Mindful money use, from the pocketbook to the planet

Wealth & Responsibility -- Books

TO BUY OR NOT TO BUY: WHY WE OVERSHOP AND HOW TO STOP
By April Lane Benson, PhD
Published by Trumpeter Books, $16.95

Overshopping is a trivialized, “smiled upon” addiction, reinforced by the messages of a consumerist society, psychologist April Lane Benson writes. But Benson, herself a recovered overshopper, says the addiction’s consequences -- financial, relational, occupational, spiritual -- are serious.

“ ‘More is better’ is a bill of goods we’ve been sold, but research and experience agree on its falsehood,” Benson writes in To Buy or Not to Buy: Why We Overshop and How to Stop. “When acquisition is the standard, happiness is always the next purchase away, or the one after that -- an infinitely receding horizon that keeps sliding farther into the distance.”

In this book, Benson offers a step-by-step process of understanding the roots of compulsive spending and learning to overcome the urge to satisfy one’s emotional needs with material goods.

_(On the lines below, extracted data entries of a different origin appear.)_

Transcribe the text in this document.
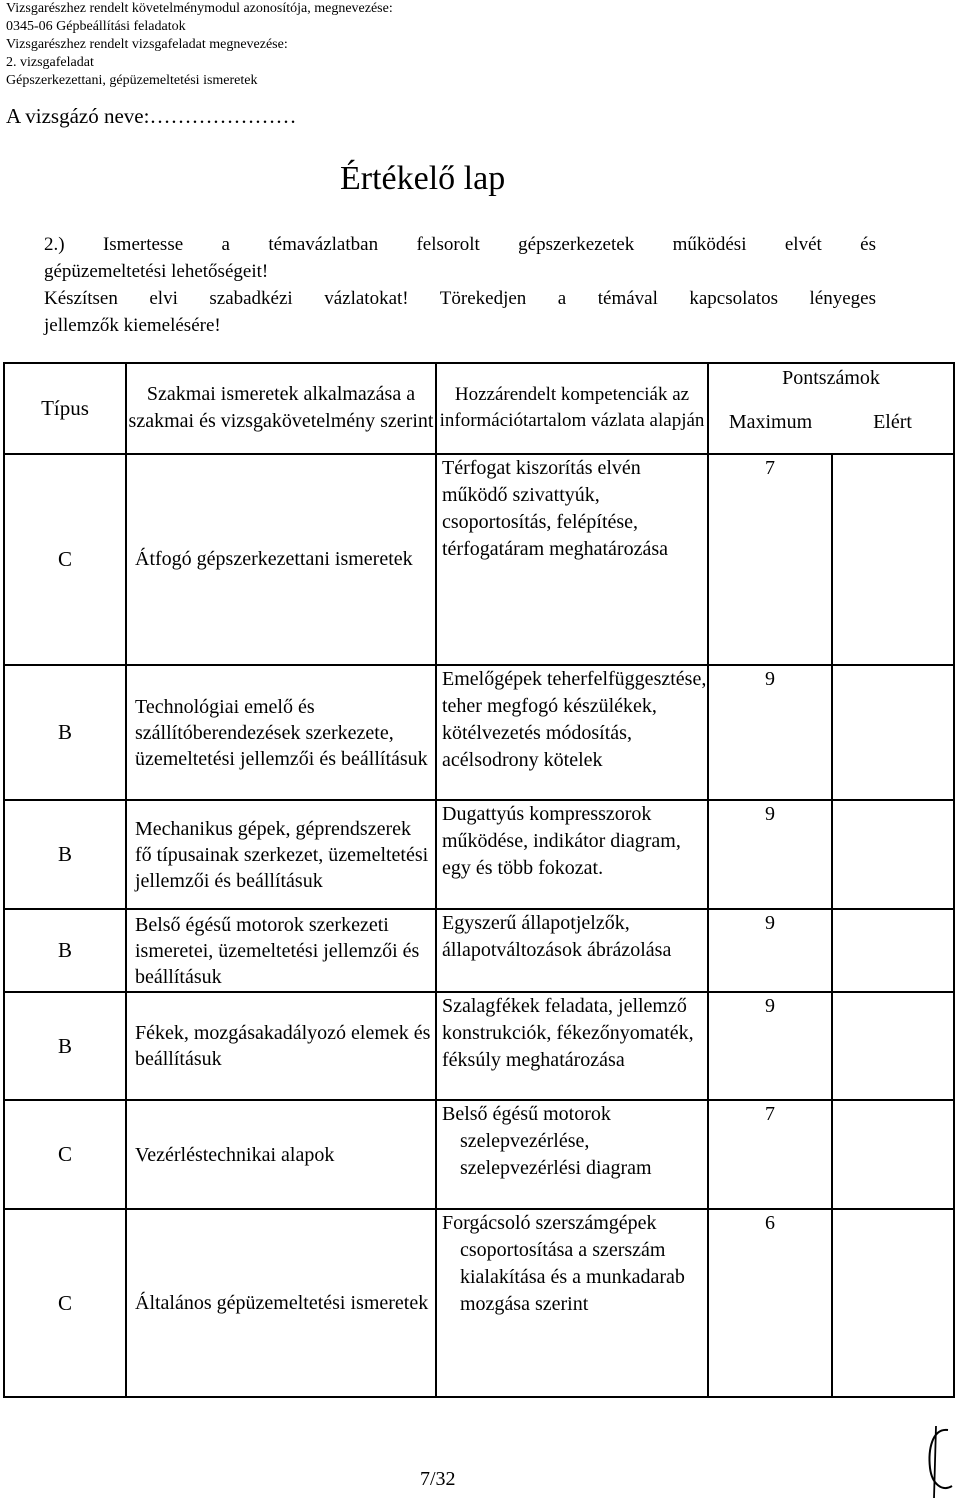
Vizsgarészhez rendelt követelménymodul azonosítója, megnevezése:
0345-06 Gépbeállítási feladatok
Vizsgarészhez rendelt vizsgafeladat megnevezése:
2. vizsgafeladat
Gépszerkezettani, gépüzemeltetési ismeretek
A vizsgázó neve:…………………
Értékelő lap

2.) Ismertesse a témavázlatban felsorolt gépszerkezetek működési elvét és

gépüzemeltetési lehetőségeit!

Készítsen elvi szabadkézi vázlatokat! Törekedjen a témával kapcsolatos lényeges

jellemzők kiemelésére!

Típus	Szakmai ismeretek alkalmazása a szakmai és vizsgakövetelmény szerint	Hozzárendelt kompetenciák az információtartalom vázlata alapján	Pontszámok	
			Maximum	Elért
C	Átfogó gépszerkezettani ismeretek	Térfogat kiszorítás elvén működő szivattyúk, csoportosítás, felépítése, térfogatáram meghatározása	7	
B	Technológiai emelő és szállítóberendezések szerkezete, üzemeltetési jellemzői és beállításuk	Emelőgépek teherfelfüggesztése, teher megfogó készülékek, kötélvezetés módosítás, acélsodrony kötelek	9	
B	Mechanikus gépek, géprendszerek fő típusainak szerkezet, üzemeltetési jellemzői és beállításuk	Dugattyús kompresszorok működése, indikátor diagram, egy és több fokozat.	9	
B	Belső égésű motorok szerkezeti ismeretei, üzemeltetési jellemzői és beállításuk	Egyszerű állapotjelzők, állapotváltozások ábrázolása	9	
B	Fékek, mozgásakadályozó elemek és beállításuk	Szalagfékek feladata, jellemző konstrukciók, fékezőnyomaték, féksúly meghatározása	9	
C	Vezérléstechnikai alapok	Belső égésű motorok szelepvezérlése, szelepvezérlési diagram	7	
C	Általános gépüzemeltetési ismeretek	Forgácsoló szerszámgépek csoportosítása a szerszám kialakítása és a munkadarab mozgása szerint	6	
7/32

She is up front that it will not be easy or quick work. The journal exercises that help delve into the reader’s attitudes toward spending and money are thorough, and the recovery process includes such activities as rehearsing and role-playing shopping experiences in ways to help the person identify physical and emotional triggers and to learn how to walk away without pulling out the credit card. The last section discusses ways to draw on spiritual resources -- meditation in particular.

The exercises rely heavily on keeping a “shopping journal,” which brings me to one caveat: Given the target audience, it seems opportunistic and counterproductive to sell a “pre-made” journal for $19.95 (more than the price of the book itself) when a simple, cheap notebook with a pocket would do. Yet the author does sell such a thing on her Web site. The product is optional, of course, and the book’s promotion of it is mild, but why dangle in front of a compulsive shopper yet another material good to save his or her soul?

WHAT YOUR MONEY MEANS (AND HOW TO USE IT WELL)
By Frank J. Hanna
Published by the Crossroad Publishing Company, $21.95

In What Your Money Means (and How to Use It Well), author Frank J. Hanna III is also interested in mindful spending, but on a different scale. This book is specifically addressed to those with a talent for acquiring wealth. “Understood correctly and chosen as an act of service, wealth creation can be as much a vocation as teaching or being a doctor,” writes Hanna, CEO of Hanna Capital in Atlanta and a noted Catholic philanthropist. His book is a systematic inquiry into the question: “Am I spending my money as I ought?”

While there is a clear Catholic influence at work, the book is not explicitly faith-based, but instead uses a philosophical approach to ethical questions involving the use of money. Even those of us who don’t have millions to dispense can benefit from a thoughtful examination of the gifts we have been given. Hanna’s book is an excellent catalyst for just such a process of distinguishing between genuine needs and what he terms “non-essential wealth.” The latter, Hanna writes, “may continue legally to be ours, but it’s not for our use: It’s meant to provide for the common good.”

The goal he proposes, in fact, is to “undertake a lifetime distribution program that will enable us to give away most (if not all) of our non-essential wealth by the time we die.”

Readers will not have to agree with all of Hanna’s conclusions (or his conservative politics, which pop up in the book from time to time) in order to appreciate the framework he offers for engaging one’s conscience in how to spend money and give it away.

-- Teresa Malcolm, NCR staff

THE GREEN BUSINESS GUIDE: A ONE STOP RESOURCE FOR BUSINESSES OF ALL SHAPES AND SIZES TO IMPLEMENT ECO-FRIENDLY POLICIES, PROGRAMS, AND PRACTICES
By Glenn Bachman
Published by Career Press, $15.99

At 287 pages, The Green Business Guide is a comprehensive resource designed to help organizations and businesses to incorporate green practices into their operations. It includes chapters that can help any kind of organization to understand the environmental factors that influence business; to evaluate the benefits of going green; to develop a business plan for transforming an organization; to identify specific actions to reduce energy and water use, control packaging waste, and use resources efficiently. Also included is a chapter on communicating and reporting on environmental successes, together with strategies for using such successes as marketing tools.

The author is president of a management consulting firm in Massachusetts, specializing in assisting organizations that desire to become more ecologically responsible. Printed on recycled paper with soy-based inks, its cover is green, and its contents are ideal for anyone considering moving their organization toward more Earth-friendly practices.